Its weak point is basically that that's all there is to it.

It may very well be because I'm the first person to miss subtly delivered messages in stories, but to me, the story appears to exemplify a certain rosy superficiality characteristic of something like, say, hipster photography (no, really, this comparison seems most fitting to the impression it had on me)-- I mean yeah, it's pretty and all that jazz, the romance was beautifully done and, like I previously said, it really managed to capture the small joys of life, without downplaying the characters' personal dramas and the sadness in their lives. Perhaps the irresponsibility of the characters is even the whole point of this story.

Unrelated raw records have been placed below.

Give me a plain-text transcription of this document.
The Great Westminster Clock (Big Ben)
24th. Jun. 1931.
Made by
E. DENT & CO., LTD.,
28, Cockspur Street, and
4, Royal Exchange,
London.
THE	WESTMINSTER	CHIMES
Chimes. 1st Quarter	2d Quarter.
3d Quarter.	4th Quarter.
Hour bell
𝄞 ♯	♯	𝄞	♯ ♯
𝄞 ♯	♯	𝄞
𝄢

But the thing that doesn't really sit right with me is, in the end, the fact that you have this complicated little relationship of theirs going on in an idyllic Muggle hideout, slapped against the background of a big motherfucking magical war with big damn implications for all the parties involved-- and it wouldn't even be such a bad thing (like I said, central idea of the story, completely missing the point, yadda yadda yadda) if the romance was intense enough to justify all that. It isn't. It just feels disconnected, like the author forced this setting into being for the sake of mere aesthetics-- you know, French cafe, cigarette-smoking and slightly neurotic hot British girl (slang included), and a handful of scenes that reminded me an awful lot of Amélie. This is why I found it appropriate to compare it to those artsy vintage-toned photos in terms of the effect it produces on the reader/watcher-- a lot of work being put into appearances (an otherwise appreciable thing), to the detriment of essence.

(Also: the conspicuous absence of use of magic, for a HP story at least. Just a personal preference, really.)

That said, this definitely does deserve a place in the library, even if for the writing alone. 4/5.